Thu, 30 April 2009
James Howard Kunstler talks about the recent outbreak of swine flu and the increased attention to modern-day pirates. Several bloggers have noted some similarities between current headlines and the scenario in Kunstler's novel, World Made By Hand, in which a severe economic downturn is followed by a deadly Mexican flu epidemic. A few years ago, Kunstler took some heat from critics for his chapter in The Long Emergency that addressed the potential threat of Asian pirates in the Pacific Northwest. Now that piracy is in the news, some people are going "hmmmm." The show closes with a listener call responding to the KunstlerCast about bad behavior and urban policing. Sponsorship for this podcast comes from The Congress for The New Urbanism, www.cnu.org
Thu, 23 April 2009
Host Duncan Crary has been taking James Howard Kunstler's ideas about water transport seriously. This Spring, Duncan is bringing back passenger riverboat commuting service to the Hudson River in Albany. On May 13, Duncan is hosting a day where people can commute to and from work on board the Dutch Apple between the cities of Albany and Troy NY. Kunstler talks with Duncan about this project. People take ferries to work every day in other regions and it's a rewarding experience that can be replicated. On the topic of alternative commuting, Kunstler addresses the notion that telecommuting will solve our impending energy woes. Kunstler doesn't think that telecommuting will save us, but a combination of alternative commuting that includes some telecommuting might help.
Support for this podcast comes from the Congress for New Urbanism, www.cnu.org, and Audible http://www.audiblepodcast.com/kunstler,
Thu, 16 April 2009
James Howard Kunstler often advocates for a return to urban living arrangements. But urban living often bring residents into close proximity to bad behavior. The situation can be especially frightening when people inhabit cities that aren't fully repopulated yet. Suburban style "car cop" policing causes additional problems because car culture can foster bad behavior from the police themselves. Kunstler believes that police on foot and horse would lead to more productive policing and would also allow citizens to police the police. Later Kunstler speaks about the "Broken Window Theory." Host Duncan Crary asks Kunstler about the obligation of citizens to address and correct bad behavior when they encounter it. In his response, Kunstler touches upon the underlying racial issues that are sometimes present in these situations. Finally, Kunstler muses on the future of community policing after insolvent municipalities can no longer afford to pay for overwhelming vehicular policing styles. A listener caller from Portland, Maine ends the show with thoughts on "driving" bicycles on the street. This episode is sponsored by the Congress for the New Urbanism.
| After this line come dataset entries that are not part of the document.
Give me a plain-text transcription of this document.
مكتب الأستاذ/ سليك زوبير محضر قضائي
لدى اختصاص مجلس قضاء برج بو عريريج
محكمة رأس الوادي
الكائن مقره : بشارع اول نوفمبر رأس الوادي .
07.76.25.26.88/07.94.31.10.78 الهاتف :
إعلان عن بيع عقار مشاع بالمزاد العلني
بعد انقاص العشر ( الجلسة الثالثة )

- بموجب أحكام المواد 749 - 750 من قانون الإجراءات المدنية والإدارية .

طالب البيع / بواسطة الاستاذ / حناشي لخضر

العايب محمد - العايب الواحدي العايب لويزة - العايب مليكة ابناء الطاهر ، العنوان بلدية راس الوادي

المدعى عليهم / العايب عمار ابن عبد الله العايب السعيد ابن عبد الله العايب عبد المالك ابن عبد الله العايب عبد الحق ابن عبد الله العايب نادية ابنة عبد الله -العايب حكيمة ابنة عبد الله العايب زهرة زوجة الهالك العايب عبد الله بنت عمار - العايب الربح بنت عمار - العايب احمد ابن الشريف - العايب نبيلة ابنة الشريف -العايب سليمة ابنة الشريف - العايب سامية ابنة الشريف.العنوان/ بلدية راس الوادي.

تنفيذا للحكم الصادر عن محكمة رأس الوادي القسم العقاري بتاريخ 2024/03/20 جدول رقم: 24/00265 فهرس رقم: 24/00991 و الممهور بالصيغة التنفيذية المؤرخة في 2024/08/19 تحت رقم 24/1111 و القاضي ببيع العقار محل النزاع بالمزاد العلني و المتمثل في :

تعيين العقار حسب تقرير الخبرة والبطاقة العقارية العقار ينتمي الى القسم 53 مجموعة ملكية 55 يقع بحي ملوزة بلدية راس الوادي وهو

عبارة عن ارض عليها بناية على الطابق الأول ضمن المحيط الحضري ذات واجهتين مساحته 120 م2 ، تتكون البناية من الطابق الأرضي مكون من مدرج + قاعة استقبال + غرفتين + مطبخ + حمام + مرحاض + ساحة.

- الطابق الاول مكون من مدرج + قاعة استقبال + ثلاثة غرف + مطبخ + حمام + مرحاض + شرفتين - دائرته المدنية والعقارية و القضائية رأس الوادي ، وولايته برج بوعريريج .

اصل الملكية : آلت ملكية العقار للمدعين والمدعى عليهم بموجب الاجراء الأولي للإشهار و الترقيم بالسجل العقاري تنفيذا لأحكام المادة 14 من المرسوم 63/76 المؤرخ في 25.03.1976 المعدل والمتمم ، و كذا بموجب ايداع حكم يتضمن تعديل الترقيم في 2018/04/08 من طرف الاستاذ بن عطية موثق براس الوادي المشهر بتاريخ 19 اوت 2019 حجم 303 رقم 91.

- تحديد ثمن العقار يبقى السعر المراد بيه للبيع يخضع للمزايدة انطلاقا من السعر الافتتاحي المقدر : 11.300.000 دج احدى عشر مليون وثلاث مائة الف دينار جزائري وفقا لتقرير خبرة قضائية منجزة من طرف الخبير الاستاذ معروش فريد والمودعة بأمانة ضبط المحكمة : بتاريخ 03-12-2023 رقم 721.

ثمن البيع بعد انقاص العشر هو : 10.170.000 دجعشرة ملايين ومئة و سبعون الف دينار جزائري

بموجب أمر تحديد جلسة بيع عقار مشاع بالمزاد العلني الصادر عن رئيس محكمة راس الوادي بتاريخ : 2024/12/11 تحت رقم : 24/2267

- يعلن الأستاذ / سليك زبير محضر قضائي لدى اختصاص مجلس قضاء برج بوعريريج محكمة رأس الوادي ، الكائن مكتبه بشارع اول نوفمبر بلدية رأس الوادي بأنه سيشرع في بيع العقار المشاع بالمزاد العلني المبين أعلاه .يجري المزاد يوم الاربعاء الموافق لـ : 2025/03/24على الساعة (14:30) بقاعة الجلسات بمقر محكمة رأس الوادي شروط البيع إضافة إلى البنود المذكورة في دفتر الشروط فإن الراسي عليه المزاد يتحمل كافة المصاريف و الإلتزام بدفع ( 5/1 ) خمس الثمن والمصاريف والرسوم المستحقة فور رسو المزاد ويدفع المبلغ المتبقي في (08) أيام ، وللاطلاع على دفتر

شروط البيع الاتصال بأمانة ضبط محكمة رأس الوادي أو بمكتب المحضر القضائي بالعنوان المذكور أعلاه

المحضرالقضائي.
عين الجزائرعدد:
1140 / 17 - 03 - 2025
Learn more at www.cnu17.org
Thu, 9 April 2009
James Howard Kunstler responds to a listener who doesn't understand why Jim sounds kind of down on bicycle transportation. Kunstler clarifies his position on bicycles -- he's a big supporter of bicycle use, but he doesn't know if Americans will support bicycle projects with so many highways and bridges in disrepair. While places like Amsterdam have excellent bicycle facilities that are integrated into their urban fabric, Kunstler believes the most successful bicycle facilities in the U.S. are separate from the street pattern. He also warns of overly ambitious, high tech plans regarding bicycle trail projects. Lastly he discusses New York City's recent plans to turn a portion of Broadway into a bicycle/pedestrian way, and the bicycle sharing program in Paris. A listener call from a former student of Frank Lloyd Wright defends and clarifies Wright's feelings about cities. Sponsorship of this podcast comes from The Congress for New Urbanism.
Thu, 2 April 2009
James Howard Kunstler reports on two recent trips he took. First he talks about his appearance at the annual Aspen Institute Environmental Forum, where talk of alternative fuel, and other ways to keep our happy motoring scene running, dominated the talks about peak oil. For the remainder of this program Kunstler reports on his recent trip to Johannesburg, South Africa, where he inspected a 35-acre new urbanist neighborhood project. Kunstler describes his urban planning and cultural observations of this region of the world.